Drake and LeBron James are being sued for $10m (£8.6m) over the “intellectual property rights” for Hockey documentary Black Ice.
It has been reported that former NBA executive director Billy Hunter has filed a lawsuit in Manhattan state Supreme Court against Drake, James, and their business partners.
“While the defendants LeBron James, Drake and Maverick Carter [LeBron’s business partner] are internationally known and renowned in their respective fields of basketball and music, it does not afford them the right to steal another’s intellectual property,” the lawsuit states.
The documentary, which is set to debut at the Toronto International Film Festival on 10 September, is based on George and Darril Fosty’s book Black Ice: The Lost History of the Colored Hockey League of the Maritimes, 1895 to 1925.
According to the legal documents, Hunter holds “the exclusive legal rights to produce any film about the Coloured Hockey League that existed from 1895 to the 1930s.”
The suit also says Hunter paid the authors a total of $265k (£228k) for the movie rights to the story.
“I don’t think they believed the property rights would be litigated. They thought I would go away.

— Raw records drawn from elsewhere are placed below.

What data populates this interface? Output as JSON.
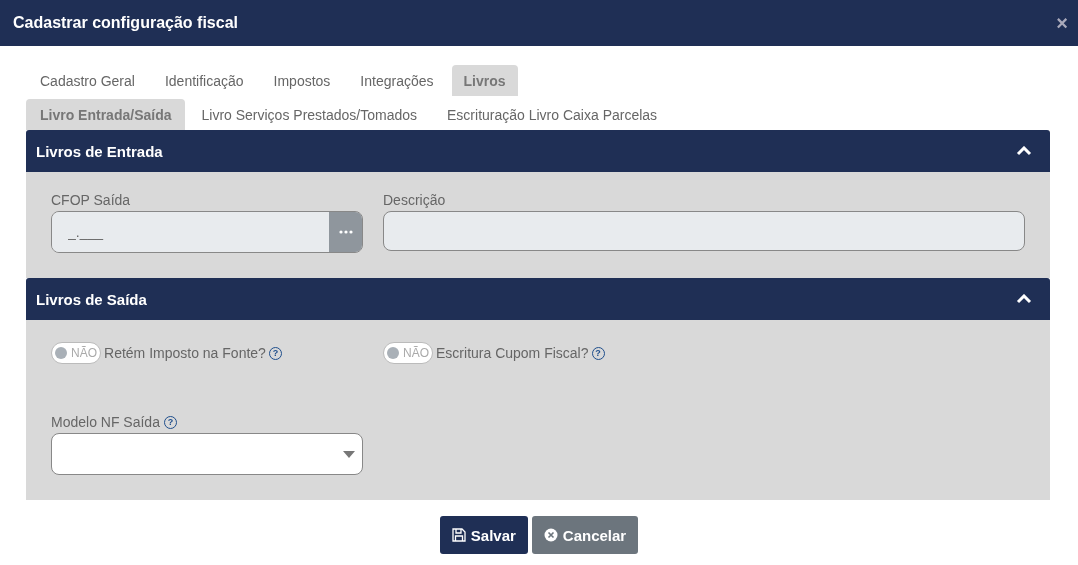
{
  "window": {
    "title": "Cadastrar configuração fiscal",
    "close": "×"
  },
  "tabs": [
    {
      "label": "Cadastro Geral",
      "selected": false
    },
    {
      "label": "Identificação",
      "selected": false
    },
    {
      "label": "Impostos",
      "selected": false
    },
    {
      "label": "Integrações",
      "selected": false
    },
    {
      "label": "Livros",
      "selected": true
    }
  ],
  "subtabs": [
    {
      "label": "Livro Entrada/Saída",
      "selected": true
    },
    {
      "label": "Livro Serviços Prestados/Tomados",
      "selected": false
    },
    {
      "label": "Escrituração Livro Caixa Parcelas",
      "selected": false
    }
  ],
  "sections": [
    {
      "title": "Livros de Entrada",
      "expanded": true,
      "fields": [
        {
          "kind": "lookup",
          "label": "CFOP Saída",
          "placeholder": "_.___"
        },
        {
          "kind": "text",
          "label": "Descrição"
        }
      ]
    },
    {
      "title": "Livros de Saída",
      "expanded": true,
      "fields": [
        {
          "kind": "toggle",
          "on": false,
          "state_label": "NÃO",
          "label": "Retém Imposto na Fonte?",
          "help": "?"
        },
        {
          "kind": "toggle",
          "on": false,
          "state_label": "NÃO",
          "label": "Escritura Cupom Fiscal?",
          "help": "?"
        },
        {
          "kind": "select",
          "label": "Modelo NF Saída",
          "help": "?"
        }
      ]
    }
  ],
  "buttons": [
    {
      "kind": "primary",
      "label": "Salvar"
    },
    {
      "kind": "secondary",
      "label": "Cancelar"
    }
  ]
}
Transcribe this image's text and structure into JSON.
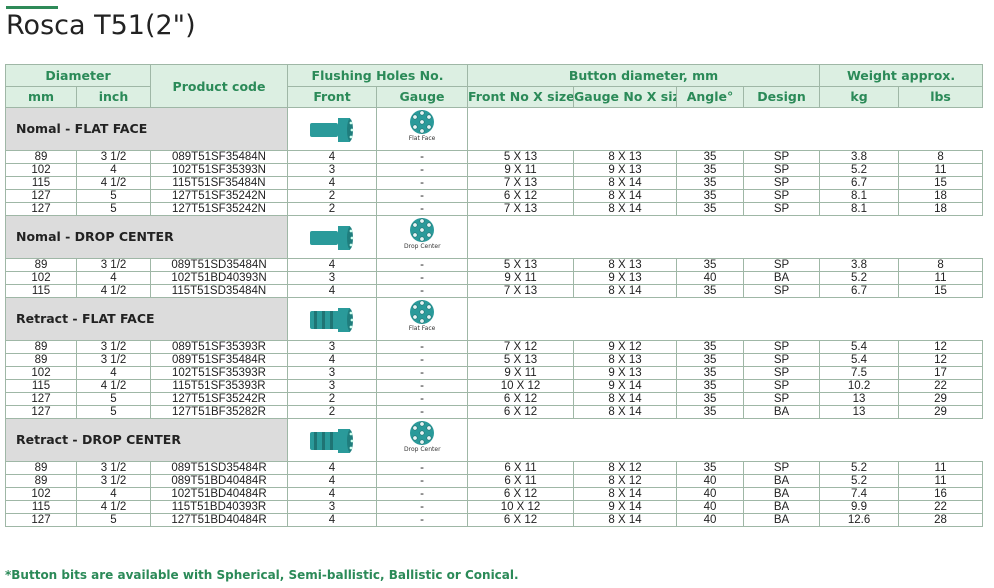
{
  "title": "Rosca T51(2\")",
  "header": {
    "diameter": "Diameter",
    "mm": "mm",
    "inch": "inch",
    "product_code": "Product code",
    "flushing": "Flushing Holes No.",
    "front": "Front",
    "gauge": "Gauge",
    "button_diameter": "Button diameter, mm",
    "front_no_size": "Front No X size",
    "gauge_no_size": "Gauge No X size",
    "angle": "Angle°",
    "design": "Design",
    "weight": "Weight approx.",
    "kg": "kg",
    "lbs": "lbs"
  },
  "sections": [
    {
      "label": "Nomal - FLAT FACE",
      "icon": "flat-face-bit-icon",
      "face_caption": "Flat Face",
      "rows": [
        [
          "89",
          "3 1/2",
          "089T51SF35484N",
          "4",
          "-",
          "5 X 13",
          "8 X 13",
          "35",
          "SP",
          "3.8",
          "8"
        ],
        [
          "102",
          "4",
          "102T51SF35393N",
          "3",
          "-",
          "9 X 11",
          "9 X 13",
          "35",
          "SP",
          "5.2",
          "11"
        ],
        [
          "115",
          "4 1/2",
          "115T51SF35484N",
          "4",
          "-",
          "7 X 13",
          "8 X 14",
          "35",
          "SP",
          "6.7",
          "15"
        ],
        [
          "127",
          "5",
          "127T51SF35242N",
          "2",
          "-",
          "6 X 12",
          "8 X 14",
          "35",
          "SP",
          "8.1",
          "18"
        ],
        [
          "127",
          "5",
          "127T51SF35242N",
          "2",
          "-",
          "7 X 13",
          "8 X 14",
          "35",
          "SP",
          "8.1",
          "18"
        ]
      ]
    },
    {
      "label": "Nomal - DROP CENTER",
      "icon": "drop-center-bit-icon",
      "face_caption": "Drop Center",
      "rows": [
        [
          "89",
          "3 1/2",
          "089T51SD35484N",
          "4",
          "-",
          "5 X 13",
          "8 X 13",
          "35",
          "SP",
          "3.8",
          "8"
        ],
        [
          "102",
          "4",
          "102T51BD40393N",
          "3",
          "-",
          "9 X 11",
          "9 X 13",
          "40",
          "BA",
          "5.2",
          "11"
        ],
        [
          "115",
          "4 1/2",
          "115T51SD35484N",
          "4",
          "-",
          "7 X 13",
          "8 X 14",
          "35",
          "SP",
          "6.7",
          "15"
        ]
      ]
    },
    {
      "label": "Retract - FLAT FACE",
      "icon": "retract-flat-face-bit-icon",
      "face_caption": "Flat Face",
      "rows": [
        [
          "89",
          "3 1/2",
          "089T51SF35393R",
          "3",
          "-",
          "7 X 12",
          "9 X 12",
          "35",
          "SP",
          "5.4",
          "12"
        ],
        [
          "89",
          "3 1/2",
          "089T51SF35484R",
          "4",
          "-",
          "5 X 13",
          "8 X 13",
          "35",
          "SP",
          "5.4",
          "12"
        ],
        [
          "102",
          "4",
          "102T51SF35393R",
          "3",
          "-",
          "9 X 11",
          "9 X 13",
          "35",
          "SP",
          "7.5",
          "17"
        ],
        [
          "115",
          "4 1/2",
          "115T51SF35393R",
          "3",
          "-",
          "10 X 12",
          "9 X 14",
          "35",
          "SP",
          "10.2",
          "22"
        ],
        [
          "127",
          "5",
          "127T51SF35242R",
          "2",
          "-",
          "6 X 12",
          "8 X 14",
          "35",
          "SP",
          "13",
          "29"
        ],
        [
          "127",
          "5",
          "127T51BF35282R",
          "2",
          "-",
          "6 X 12",
          "8 X 14",
          "35",
          "BA",
          "13",
          "29"
        ]
      ]
    },
    {
      "label": "Retract - DROP CENTER",
      "icon": "retract-drop-center-bit-icon",
      "face_caption": "Drop Center",
      "rows": [
        [
          "89",
          "3 1/2",
          "089T51SD35484R",
          "4",
          "-",
          "6 X 11",
          "8 X 12",
          "35",
          "SP",
          "5.2",
          "11"
        ],
        [
          "89",
          "3 1/2",
          "089T51BD40484R",
          "4",
          "-",
          "6 X 11",
          "8 X 12",
          "40",
          "BA",
          "5.2",
          "11"
        ],
        [
          "102",
          "4",
          "102T51BD40484R",
          "4",
          "-",
          "6 X 12",
          "8 X 14",
          "40",
          "BA",
          "7.4",
          "16"
        ],
        [
          "115",
          "4 1/2",
          "115T51BD40393R",
          "3",
          "-",
          "10 X 12",
          "9 X 14",
          "40",
          "BA",
          "9.9",
          "22"
        ],
        [
          "127",
          "5",
          "127T51BD40484R",
          "4",
          "-",
          "6 X 12",
          "8 X 14",
          "40",
          "BA",
          "12.6",
          "28"
        ]
      ]
    }
  ],
  "footnote": "*Button bits are available with Spherical, Semi-ballistic, Ballistic or Conical.",
  "colors": {
    "accent": "#2b8a58",
    "header_bg": "#dcefe2",
    "section_bg": "#dcdcdc",
    "bit_teal": "#2a9a9a"
  }
}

They gambled,” Hunter told the New York Post.
The Independent has contacted Drake and James’s representatives for comment.
This lawsuit comes a few months after Drake and James surprised a high school basketball player and his mother with $100,000 (£75,800).
Drake and James invited a young basketball player named Michael Evbagharu and his mother to Harbour 60 restaurant in Toronto.
In a video posted on social media, the rapper can be seen taking out a wad of cash and giving it to Evbagharu’s mother.
“On behalf of me and my brother [LeBron] and Stake, we wanted to give you this, it’s $100,000,” Drake says. “Hopefully it makes this journey a little easier.”